The reputation of bullfighting goes in cycles. Those that see it as cruelty will naturally want to avoid it. Others, like the Mexicans themselves, who view it as a contest of skill and daring between man and beast are fascinated.
Some will be intrigued despite themselves, no matter what their take on the subject. In any case, there’s no denying that seeing a bullfight has been a part of a vacation to Mexico for generations.
It’s not hard to see why. Just as we can hardly tear our eyes away from all sorts of dangerous, even gory, activities, so a bullfight offers a spectacle like none other. These magnificent animals are fierce and determined. That might equally well describe the matador, who adds elements of dance to the scene.
Bullfighting has a long history, going back as far as the Romans, some of whom worshiped the sacred bull. That element later made its way to Mexico along with many other Spanish customs. In fact, many bull rings are located near temples dedicated to Mithras, a religion that was popular among the Roman military. The sacrifice of a bull played a role in one of their rituals.
There are about 220 permanent bull rings in Mexico and the season runs from November to April, perfect for winter vacation from colder climes.
Travelers headed to central Mexico City have good fortune on their side. One arena here holds 60,000 viewers and the crowd gets as animated as any you’ll see at a football game back home. The Plaza de Toros de Mexico has been open since 1946. The most famous matadors in the world have performed here for generations.
Off to Puerta Vallarta on the West Coast for some fun in the sun? Reserve some time and make for the Toros Plaza. Be prepared by taking plenty of sunscreen and water because if the sun doesn’t make you sweat the action will.

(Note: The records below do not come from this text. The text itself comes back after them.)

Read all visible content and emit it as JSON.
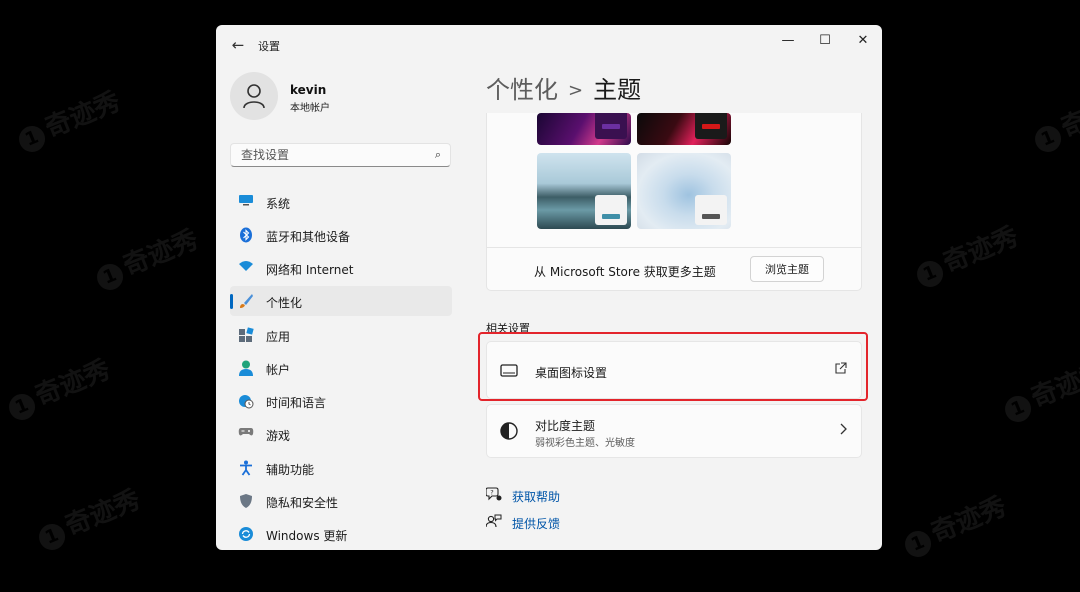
{
  "watermark": "奇迹秀",
  "window": {
    "back_icon": "←",
    "app_title": "设置",
    "controls": {
      "minimize": "—",
      "maximize": "☐",
      "close": "✕"
    }
  },
  "user": {
    "name": "kevin",
    "account_type": "本地帐户"
  },
  "search": {
    "placeholder": "查找设置",
    "icon": "⌕"
  },
  "sidebar": {
    "items": [
      {
        "label": "系统",
        "icon": "system-icon",
        "color": "#1a8cd8"
      },
      {
        "label": "蓝牙和其他设备",
        "icon": "bluetooth-icon",
        "color": "#1a6fd8"
      },
      {
        "label": "网络和 Internet",
        "icon": "wifi-icon",
        "color": "#1a8cd8"
      },
      {
        "label": "个性化",
        "icon": "brush-icon",
        "color": "#d87a1a",
        "active": true
      },
      {
        "label": "应用",
        "icon": "apps-icon",
        "color": "#5d6b7a"
      },
      {
        "label": "帐户",
        "icon": "account-icon",
        "color": "#1fa37a"
      },
      {
        "label": "时间和语言",
        "icon": "globe-clock-icon",
        "color": "#1a8cd8"
      },
      {
        "label": "游戏",
        "icon": "gamepad-icon",
        "color": "#7a7a7a"
      },
      {
        "label": "辅助功能",
        "icon": "accessibility-icon",
        "color": "#1a6fd8"
      },
      {
        "label": "隐私和安全性",
        "icon": "shield-icon",
        "color": "#6b7785"
      },
      {
        "label": "Windows 更新",
        "icon": "update-icon",
        "color": "#1a8cd8"
      }
    ]
  },
  "page": {
    "parent": "个性化",
    "separator": ">",
    "title": "主题"
  },
  "themes": {
    "store_text": "从 Microsoft Store 获取更多主题",
    "browse_button": "浏览主题"
  },
  "related": {
    "section_label": "相关设置",
    "desktop_icons": {
      "title": "桌面图标设置",
      "icon": "monitor-icon",
      "action_icon": "external-link-icon"
    },
    "contrast": {
      "title": "对比度主题",
      "subtitle": "弱视彩色主题、光敏度",
      "icon": "contrast-icon",
      "action_icon": "chevron-right-icon"
    }
  },
  "help": {
    "get_help": "获取帮助",
    "feedback": "提供反馈"
  },
  "colors": {
    "accent": "#0067c0",
    "highlight": "#e3242b",
    "link": "#0055a8"
  }
}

If your vacation plans take you East all the way to Cancun you can still catch a bullfight. The contests are in the Plaza de Toros. You can snorkel in the morning and still have plenty of time to see the performance in the afternoon.
For those who prefer their bullfights on the gentler side, there are bloodless bullfights as well. Instead of swords or barbed sticks, the matadors use Velcro-tipped sticks they attach to Velcro pads on the backs of the bulls. Safe for the bull. For the matador, not so much. The horns may be blunted but that charge is still fueled by several hundred pounds of an angry beast. Bloodless bullfights – at least none with the bull’s blood getting spilled – are easy to find in Mexico City.
Whatever an individual’s view of sport or barbarity, or both there’s no denying that bullfighting offers one helluva show. Make the spectacle part of your next vacation to Mexico and judge for yourself.